WCMD
- Cumberland, Maryland; United States;
- Broadcast area: Cumberland, Maryland; Frostburg, Maryland;
- Frequency: 1230 kHz
- Branding: WCMD 102.1 FM 1230 AM

Programming
- Format: News/talk/sports
- Affiliations: West Virginia MetroNews; ESPN Radio;

Ownership
- Owner: WVRC Media; (West Virginia Radio Corporation);
- Sister stations: WQZK-FM; WDYK; WDZN; WKLP; WVMD;

History
- First air date: 1948
- Former call signs: WDYK (1946–1956); WCUM (1956–1977); WCMD (1977–1982); WALI (1982–1994); WNTR (1994–2005);
- Call sign meaning: Cumberland, Maryland

Technical information
- Licensing authority: FCC
- Facility ID: 49381
- Class: C
- Power: 1,000 watts
- Translator: 102.1 W271AT (Cumberland)

Links
- Public license information: Public file; LMS;

= WCMD (AM) =

WCMD is a news/talk/sports formatted broadcast radio station licensed to Cumberland, Maryland, serving the Cumberland/Frostburg area. WCMD is owned and operated by WVRC Media. It simulcasts on 1230 AM and 102.1 FM, a translator station, W271AT.
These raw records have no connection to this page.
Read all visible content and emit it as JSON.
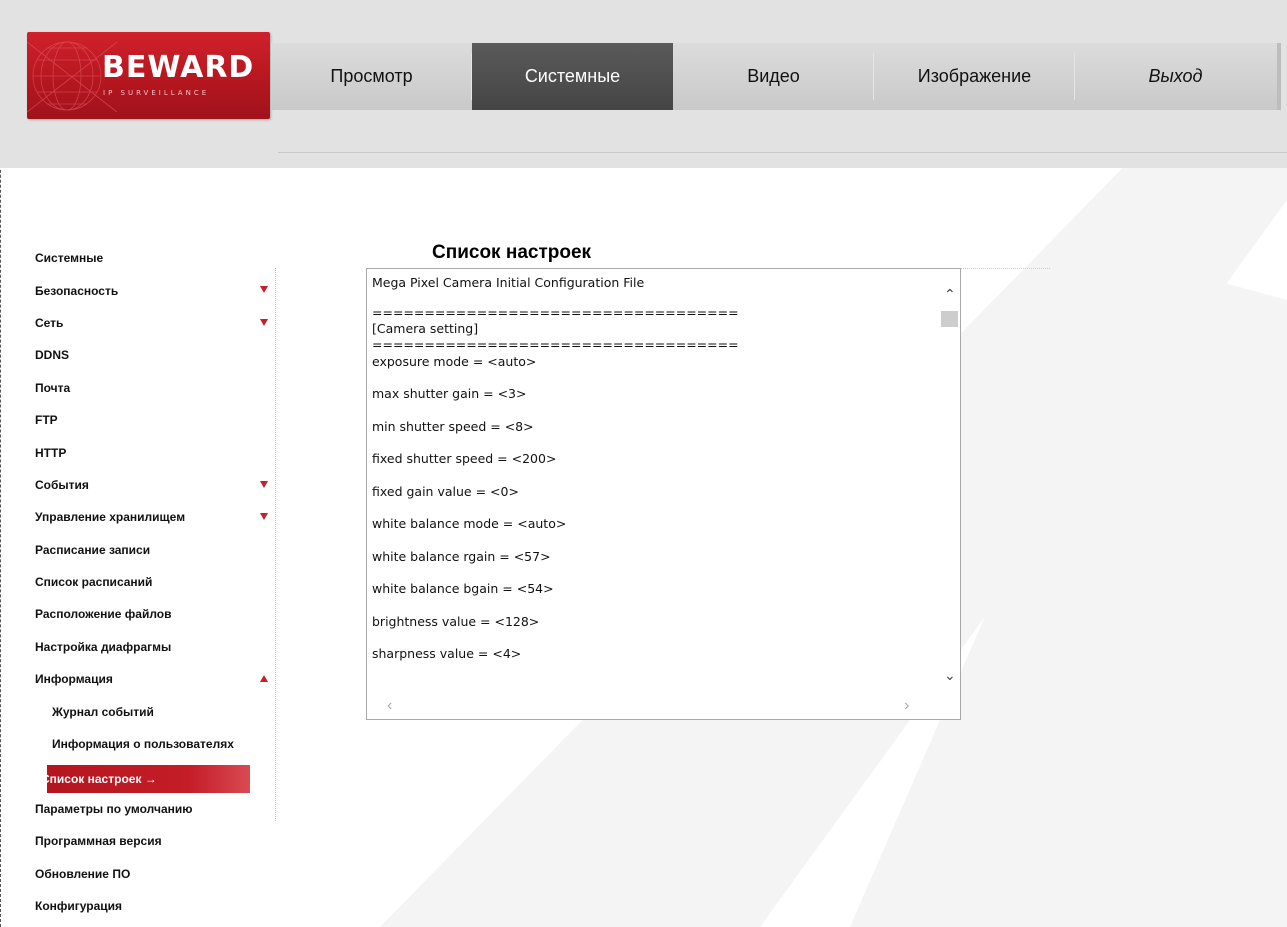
{
  "logo": {
    "brand": "BEWARD",
    "tagline": "IP SURVEILLANCE"
  },
  "topnav": {
    "tabs": [
      {
        "label": "Просмотр"
      },
      {
        "label": "Системные"
      },
      {
        "label": "Видео"
      },
      {
        "label": "Изображение"
      },
      {
        "label": "Выход"
      }
    ],
    "active": "Системные"
  },
  "sidebar": {
    "items": [
      {
        "label": "Системные"
      },
      {
        "label": "Безопасность"
      },
      {
        "label": "Сеть"
      },
      {
        "label": "DDNS"
      },
      {
        "label": "Почта"
      },
      {
        "label": "FTP"
      },
      {
        "label": "HTTP"
      },
      {
        "label": "События"
      },
      {
        "label": "Управление хранилищем"
      },
      {
        "label": "Расписание записи"
      },
      {
        "label": "Список расписаний"
      },
      {
        "label": "Расположение файлов"
      },
      {
        "label": "Настройка диафрагмы"
      },
      {
        "label": "Информация"
      },
      {
        "label": "Журнал событий"
      },
      {
        "label": "Информация о пользователях"
      },
      {
        "label": "Список настроек →"
      },
      {
        "label": "Параметры по умолчанию"
      },
      {
        "label": "Программная версия"
      },
      {
        "label": "Обновление ПО"
      },
      {
        "label": "Конфигурация"
      }
    ]
  },
  "panel": {
    "title": "Список настроек",
    "lines": [
      "Mega Pixel Camera Initial Configuration File",
      "===================================",
      "[Camera setting]",
      "===================================",
      "exposure mode = <auto>",
      "max shutter gain = <3>",
      "min shutter speed = <8>",
      "fixed shutter speed = <200>",
      "fixed gain value = <0>",
      "white balance mode = <auto>",
      "white balance rgain = <57>",
      "white balance bgain = <54>",
      "brightness value = <128>",
      "sharpness value = <4>"
    ]
  },
  "colors": {
    "accent": "#c41d28",
    "active_tab": "#4e4e4e",
    "header_bg": "#e2e2e2"
  }
}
On May 17, 2021, WCMD changed its format from ESPN Radio sports to news/talk and sports.

==Sale of station==
In late April 2008, Broadcast Communications, Inc. sold WCMD to West Virginia Radio Corporation for $350,000. The sale of WCMD was possibly due to Broadcast Communications, Inc.'s intention to move WROG to Chambersburg, Pennsylvania.

==Previous formats==
On August 4, 2008, under its new ownership by West Virginia Radio Corporation, WCMD switched its adult standards format to become an affiliate of ESPN Radio. This marked a return to the talk/sports radio format it had in the late 1990s/early 2000s as an evening/weekend affiliate of One on One Sports/Sporting News Radio.

Prior to One on One Sports, the station aired inexpensive talk shows. After Sporting News Radio, it switched formats several times, trying smooth jazz, classic country, and Adult standards respectively. During the 1970s under the callsign WCUM, it had Top-40 and adult contemporary formats. For a while starting in 1974–75, the station moved to an automation system and simulcast with then-sister station WCUM-FM, later WROG. In its heyday as a Top 40 station, it used the slogan "The Fun One".